Adversarial Attacks on Healthcare Deep Learning Model: Vulnerabilities and Defenses
The aim of this work is to introduce a novel technique for enhancing hospital network security using a Deep Autoencoder (DAE).
The digitization of healthcare institutions increases the risk of cybercrime due to network security vulnerabilities.
In this work, we model a novel technique called DeepHeal framework that uses a robust Deep Autoencoder (DAE) for improved cybersecurity and protection against intruders in healthcare networks. Using the deep learning techniques named DAE, DeepHeal identifies and stops cyber dangers, including various hostile attacks, illegal access, and data breaches. Healthcare networks are susceptible to various cyberattacks and intrusions. The DAE architecture enables training with high-level representations to detect anomalies and traffic patterns. By carefully analyzing datasets from real healthcare networks, we demonstrate that DeepHeal effectively identifies and counters various cyber threats.
The research using the proposed method offers a great potential in terms of accuracy, scalability, and real-time threat detection. Moreover, by highlighting the specific elements and network characteristics that are behind the anomalies it discovers, DeepHeal makes comprehension of them easier.
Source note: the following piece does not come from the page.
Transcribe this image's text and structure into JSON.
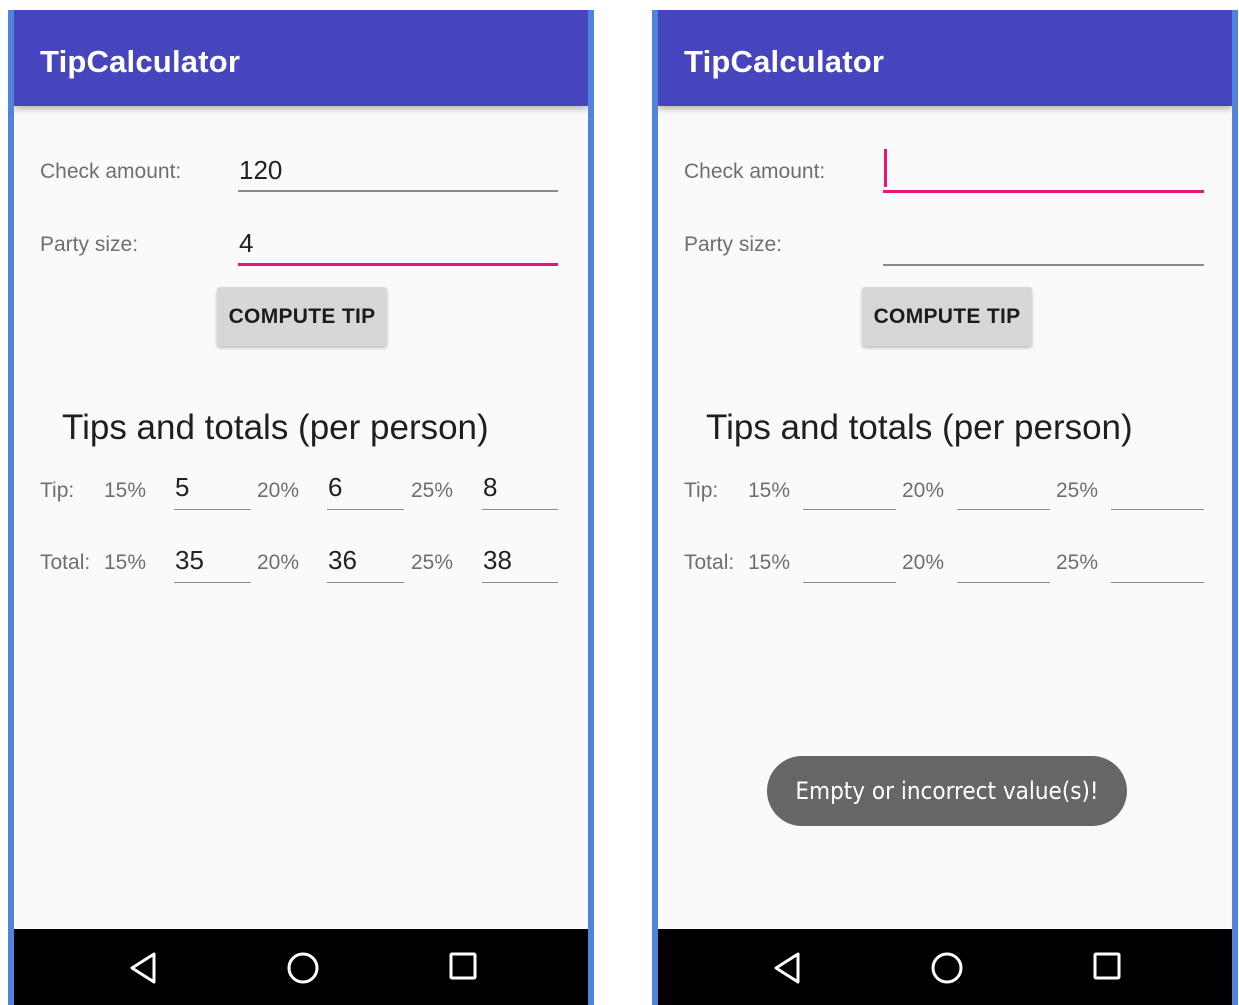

The proposed DAE model combined with RNN achieves a higher accuracy and precision level of 98%. The proposed DAE model outperformed existing models, which offers its ability to identify and resolve cybersecurity problems in hospital networks.
The security threats on patient data is considered sensitive and it offers improved healthcare networks security and this is found essential for the reliability and confidentiality of patient data in healthcare networks.
The proposed method’s research offers great potential in terms of accuracy, scalability, and real-time threat detection.